Mitch LeRoy, who qualified for Nationals in 2013 and also serves as the club’s president, agrees with Brungardt. The two met through the wrestling team. Now they are roommates, and work out together on days the team does not practice.

“The bond is we spend hours wrestling, grappling, working out and pushing each other every week,” LeRoy said of the club. “It just becomes a mutual understanding of helping each other succeed in whatever aspect. We push each other academically. We’re here because we want to wrestle, but we’re really here for our degrees.”
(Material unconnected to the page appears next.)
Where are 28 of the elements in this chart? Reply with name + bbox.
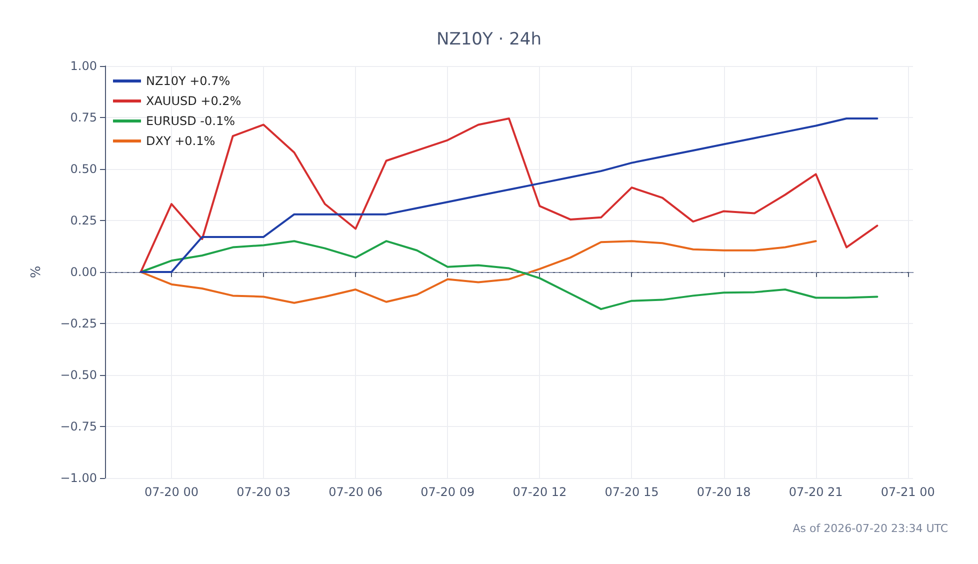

LeRoy and Brungardt hope that the IM tournament brings out some new wrestlers to the squad this year, no matter their wrestling background or whether they plan to compete. Most come in with some sort of wrestling background, but experience is not required. Anyone who joins and gives their best effort can reap the program’s benefits.

“If I’m down, not having a good day in school or whatever it is, I can clear my mind when I come here,” Brungardt said of practice. “It’s more than just a wrestling club. We’re a family.”